State Key Laboratory of Fine Chemicals, Department of Pharmaceutical Sciences, School of Chemical Engineering, Dalian University of Technology, Dalian, 116024, China.
School of Bioengineering, Dalian University of Technology, Dalian, 116024, China.
BMC Mol Cell Biol. 2020 Sep 14;21(1):65. doi: 10.1186/s12860-020-00311-z.
The human Obg-like ATPase 1 (OLA1) protein has been reported to play an important role in cancer cell proliferation. The molecular mechanism underlying OLA1 regulated oral metastasis is still unknown. We investigated in this study the regulatory role of OLA1 playing in oral squamous cell metastasis.

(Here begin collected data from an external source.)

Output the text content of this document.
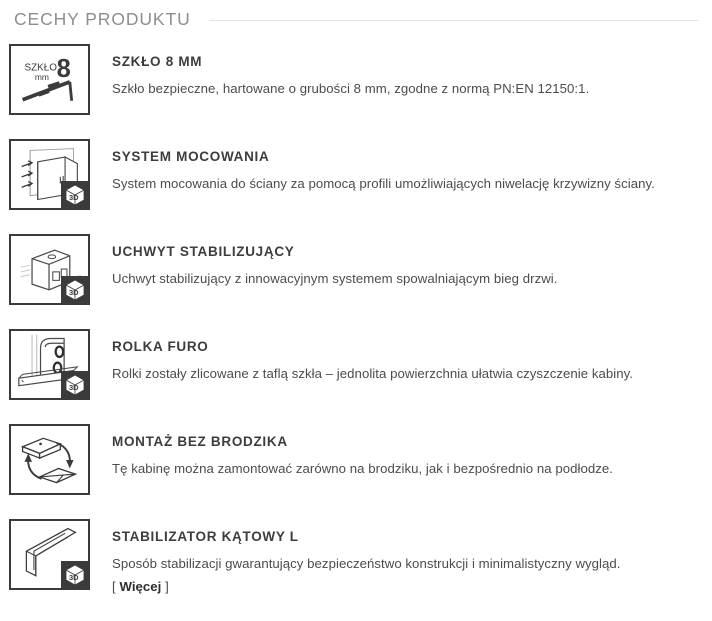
CECHY PRODUKTU
SZKŁO
mm 8	SZKŁO 8 MM
Szkło bezpieczne, hartowane o grubości 8 mm, zgodne z normą PN:EN 12150:1.
3D
SYSTEM MOCOWANIA
System mocowania do ściany za pomocą profili umożliwiających niwelację krzywizny ściany.
3D
UCHWYT STABILIZUJĄCY
Uchwyt stabilizujący z innowacyjnym systemem spowalniającym bieg drzwi.
3D
ROLKA FURO
Rolki zostały zlicowane z taflą szkła – jednolita powierzchnia ułatwia czyszczenie kabiny.
MONTAŻ BEZ BRODZIKA
Tę kabinę można zamontować zarówno na brodziku, jak i bezpośrednio na podłodze.
3D
STABILIZATOR KĄTOWY L
Sposób stabilizacji gwarantujący bezpieczeństwo konstrukcji i minimalistyczny wygląd.
[ Więcej ]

A series of in vitro assays were performed in the cells with RNAi-mediated knockdown or overexpression to expound the regulatory function of OLA1 in oral cancer. We found that the endogenous level of OLA1 in a highly metastatic oral squamous cell line was significantly lower than that in low metastatic oral cells as well as in normal oral cells. Escalated expression of OLA1 resulted in a reduced ability of metastasis in highly metastatic cells, and enhanced its sensitivity to the paclitaxel treatment. Further analysis of the EMT markers showed that Snail, Slug, N-cadherin were up-expressed significantly. Meanwhile, E-cadherin was significantly down-regulated in the oral cancer cells with OLA1-knocked down, suggesting that OLA1 inactivated EMT process. Furthermore, we found that OLA1 suppressed oral squamous cell metastasis by suppressing the activity of a TGFβ/SMAD2/EMT pathway.
Our data suggests that OLA1 may be developed as a potential target for the treatment of oral cancer metastasis.
人类 Obg 样 ATP 酶 1(OLA1)蛋白已被报道在癌细胞增殖中发挥重要作用。OLA1 调节口腔转移的分子机制尚不清楚。本研究探讨了 OLA1 在口腔鳞状细胞转移中的调节作用。
通过 RNAi 介导的敲低或过表达进行了一系列体外实验,以阐述 OLA1 在口腔癌中的调节功能。我们发现,高转移性口腔鳞状细胞系中内源性 OLA1 水平明显低于低转移性口腔细胞和正常口腔细胞。OLA1 的过表达导致高转移性细胞的转移能力降低,并使其对紫杉醇治疗的敏感性增加。对 EMT 标志物的进一步分析表明,Snail、Slug、N-钙黏蛋白表达显著上调。同时,OLA1 敲低的口腔癌细胞中 E-钙黏蛋白表达显著下调,表明 OLA1 使 EMT 过程失活。此外,我们发现 OLA1 通过抑制 TGFβ/SMAD2/EMT 通路的活性抑制口腔鳞状细胞转移。
我们的数据表明,OLA1 可能被开发为治疗口腔癌转移的潜在靶点。